Davey Johnson confirms meeting with Strasburg on shutdown date

Manager Davey Johnson confirmed that he, general manager Mike Rizzo and pitching coach Steve McCatty met with Stephen Strasburg about shutting the right-hander down for the season.

"We were able to have a nice little conversation,. He hates McCatty more than before the meeting, and me and Rizzo," Johnson said with a laugh. "It is not secret that Stras is an intense competitor. He wants to be here, wants to be contributing, wants to be helping."

Johnson said the shutdown is tough and will be tough for Strasburg to go through, especially when he sits in the dugout and clubhouse in late September.

"It is probably eating him up more than anyone else involved in this whole thing because he wants to help his teammates," Johnson said. "He has worked harder than anyone coming back from that surgery. This is what you dream about being a part of. I know how he feels."

strasburg shadows coors sidebar.jpgJohnson even admitted it all doesn't make complete sense, especially with the way he seems to be getting stronger, evidenced by Sunday's performance of six innings, two hits and no runs allowed to go with nine strikeouts.

"I'm not sure any of us understand," Johnson said. "But it is the right thing to do."

Johnson said the reason behind the move is not for just 2012, but for the Nationals of 2013 through 2017 and beyond.

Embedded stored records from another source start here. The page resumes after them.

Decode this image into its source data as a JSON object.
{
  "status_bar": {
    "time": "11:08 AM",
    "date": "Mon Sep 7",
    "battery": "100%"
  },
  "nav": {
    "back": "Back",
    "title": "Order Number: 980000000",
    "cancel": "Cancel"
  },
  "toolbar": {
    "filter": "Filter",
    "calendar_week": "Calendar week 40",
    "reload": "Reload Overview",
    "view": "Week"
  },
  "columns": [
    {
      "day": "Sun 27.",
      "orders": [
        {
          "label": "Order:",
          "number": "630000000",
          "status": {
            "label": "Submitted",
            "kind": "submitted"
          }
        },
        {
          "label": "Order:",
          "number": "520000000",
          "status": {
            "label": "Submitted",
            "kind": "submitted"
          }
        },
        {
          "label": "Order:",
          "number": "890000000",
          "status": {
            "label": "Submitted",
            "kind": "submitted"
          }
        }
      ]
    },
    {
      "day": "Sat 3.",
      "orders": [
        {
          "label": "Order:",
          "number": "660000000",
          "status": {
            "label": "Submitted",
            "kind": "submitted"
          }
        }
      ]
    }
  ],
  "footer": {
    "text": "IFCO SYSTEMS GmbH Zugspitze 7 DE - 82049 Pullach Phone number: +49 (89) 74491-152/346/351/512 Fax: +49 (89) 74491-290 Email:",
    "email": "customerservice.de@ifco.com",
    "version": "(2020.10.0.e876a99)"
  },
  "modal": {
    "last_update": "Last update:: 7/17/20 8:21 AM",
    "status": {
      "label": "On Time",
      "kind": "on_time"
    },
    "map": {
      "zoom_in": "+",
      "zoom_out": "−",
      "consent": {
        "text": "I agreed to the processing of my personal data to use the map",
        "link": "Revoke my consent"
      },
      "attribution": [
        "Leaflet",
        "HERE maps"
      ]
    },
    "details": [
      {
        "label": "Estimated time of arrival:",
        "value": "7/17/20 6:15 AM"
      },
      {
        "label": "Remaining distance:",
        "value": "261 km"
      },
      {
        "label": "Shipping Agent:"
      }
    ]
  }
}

"The way I look at things, the job the Lerners and the front office have done to build this organization, I don't look at things as the only chance you are going to get to be in the postseason and be in the World Series," Johnson said. "This team wasn't just piecemealed together for just one year. It is built to last. And we are trying to make sure it lasts."

Johnson follows what all the so-called experts say about Strasburg and his shutdown date, and alternate scenarios of pitching him out of the bullpen or skipping starts would do more harm than good.

"I have listened to all the gurus, and I have had al the advice, and none of it made much sense. (Gurus have suggested) using him different than I have used him," Johnson said. "He is not a No. 5 starter, he is a No. 1 starter. It is more detrimental to miss a start. (They say) push him back, push him back.

"That is more dangerous to the health of a pitcher. This is his first full year in the big leagues. It is a big increase in innings. There are tons of records to validate this decision."